VMware announced on Oct. 18 at its VMworld 2016 Europe event that it is now supporting the Kubernetes container management system on the VMware Photon platform.
Kubernetes is an open-source project that was developed by Google and today benefits from the contributions of a diverse community, including Red Hat and CoreOS. The Kubernetes project became part of the Linux Foundation's Cloud Native Computing Foundation (CNCF) in July 2015. The Kubernetes 1.4 release debuted on Sept. 26 with added security features.
"We have now built a Kubernetes-as-a-service capability into Photon Platform," Jared Rosoff, chief technologist for cloud native apps at VMware, told eWEEK.
The overall Photon effort at VMware has been under development since April 2015, when the company first announced Photon OS, a Linux operating system for container deployment that runs as a guest on a VMware ESX virtualization hypervisor. The Photon OS reached its 1.0 milestone in June. In addition to Photon OS, the Photon Platform includes the Photon Controller, providing a control plane for container deployment, Rosoff explained.
"With Kubernetes as a service on top of Photon, the Photon Controller is able to spin up the necessary virtual machines and disks to build a dedicated Kubernetes cluster on demand for the client," Rosoff said.
Once the Kubernetes cluster is deployed, users can use any standard Kubernetes command for control and management. VMware has worked on enabling automated provisioning of Kubernetes and isolation elements for workloads, Rosoff said.
The networking element of the Kubernetes as a service on Photon effort is using the flannel networking overlay. Flannel is an open-source effort that CoreOS, one of the leading contributors to Kubernetes, originated. The use of flannel is an initial effort, and there is a development road map to bring VMware's NSX virtual networking technology to the Kubernetes service.
"We've actually built a plug-in to Kubernetes that looks at the labels that are attached to pods inside of a Kubernetes namespace, and it will be able to automatically create network segments based on those labels," Rosoff said. "That's work that isn't quite integrated into Photon yet, but it will be soon."
The Photon Platform is one element of VMware's overall container support plans. VMware also has a technology called vSphere Integrated containers that has a different focus. Rosoff explained that vSphere Integrated containers is all about bringing a container runtime to vSphere. At VMworld 2016 Europe, VMware is also announcing an updated release of vSphere on Oct. 18. With vSphere Integrated Containers, VMware developers have mapped the Docker API onto vSphere constructs, Rosoff said.
"The Photon effort is being developed completely in parallel, but it's a different platform," Rosoff said.
With Photon, VMware is building a different model for container workload management.
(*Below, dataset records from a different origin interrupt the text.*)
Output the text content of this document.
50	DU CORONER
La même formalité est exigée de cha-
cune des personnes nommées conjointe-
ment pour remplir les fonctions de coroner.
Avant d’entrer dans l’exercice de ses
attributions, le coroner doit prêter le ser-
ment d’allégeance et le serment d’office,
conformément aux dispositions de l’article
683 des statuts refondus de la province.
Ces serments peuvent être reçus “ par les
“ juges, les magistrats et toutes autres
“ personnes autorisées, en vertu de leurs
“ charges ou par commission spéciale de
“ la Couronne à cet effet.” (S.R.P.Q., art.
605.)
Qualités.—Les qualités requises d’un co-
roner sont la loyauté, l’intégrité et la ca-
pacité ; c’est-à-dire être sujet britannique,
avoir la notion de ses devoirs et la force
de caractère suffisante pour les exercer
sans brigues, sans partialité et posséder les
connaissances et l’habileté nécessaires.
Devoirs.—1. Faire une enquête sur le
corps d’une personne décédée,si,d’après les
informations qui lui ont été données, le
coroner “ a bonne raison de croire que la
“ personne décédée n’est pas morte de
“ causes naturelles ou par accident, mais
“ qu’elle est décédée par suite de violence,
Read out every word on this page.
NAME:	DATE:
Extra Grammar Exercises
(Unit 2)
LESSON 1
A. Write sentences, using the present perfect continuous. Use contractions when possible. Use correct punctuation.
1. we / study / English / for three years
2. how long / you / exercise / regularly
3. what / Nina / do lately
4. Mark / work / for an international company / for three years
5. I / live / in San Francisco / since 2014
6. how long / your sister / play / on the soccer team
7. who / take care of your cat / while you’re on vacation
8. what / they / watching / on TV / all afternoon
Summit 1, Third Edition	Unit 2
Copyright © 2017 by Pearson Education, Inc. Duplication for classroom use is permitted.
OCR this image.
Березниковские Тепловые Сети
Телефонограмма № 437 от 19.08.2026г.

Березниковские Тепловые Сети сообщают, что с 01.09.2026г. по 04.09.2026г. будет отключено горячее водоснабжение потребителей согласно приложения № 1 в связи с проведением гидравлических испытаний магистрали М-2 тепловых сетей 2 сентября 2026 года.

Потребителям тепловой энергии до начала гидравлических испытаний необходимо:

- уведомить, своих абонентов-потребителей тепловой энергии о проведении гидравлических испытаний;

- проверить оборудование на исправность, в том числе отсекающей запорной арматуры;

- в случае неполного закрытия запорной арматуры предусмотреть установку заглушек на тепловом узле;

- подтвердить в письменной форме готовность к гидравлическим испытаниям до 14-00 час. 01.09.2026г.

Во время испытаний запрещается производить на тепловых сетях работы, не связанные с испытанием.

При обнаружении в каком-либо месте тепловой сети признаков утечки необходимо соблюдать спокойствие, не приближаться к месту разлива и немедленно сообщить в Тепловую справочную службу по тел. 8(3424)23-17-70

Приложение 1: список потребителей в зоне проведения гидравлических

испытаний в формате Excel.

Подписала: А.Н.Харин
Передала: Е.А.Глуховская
With vSphere, users typically rely on VMware's vCenter technology for management, and in Photon Platform that's not the case.
"Photon Controller essentially replaces vCenter as the control plane for a cluster," Rosoff said.
If an organization chooses to use the Photon Platform in one part of its data center and vSphere Integrated Containers in another, workloads can't directly migrate or use vMotion to move easily from one platform to the other, Rosoff said.
VMware has worked to de-couple its vSAN virtual storage technology from vCenter to help enable new storage capabilities for Photon Platform.
"We now have a version of vSAN that can be deployed with Photon Controller without any of the vCenter components," Rosoff said. "That basically allows organizations to create a hyper-converged storage array out of all the disk drives on the systems that power the Photon cluster."
VMware plans to make the Photon Platform generally available by the end of the year. To date, the open-source code for the Photon Platform has been available for organization to preview and try out on GitHub.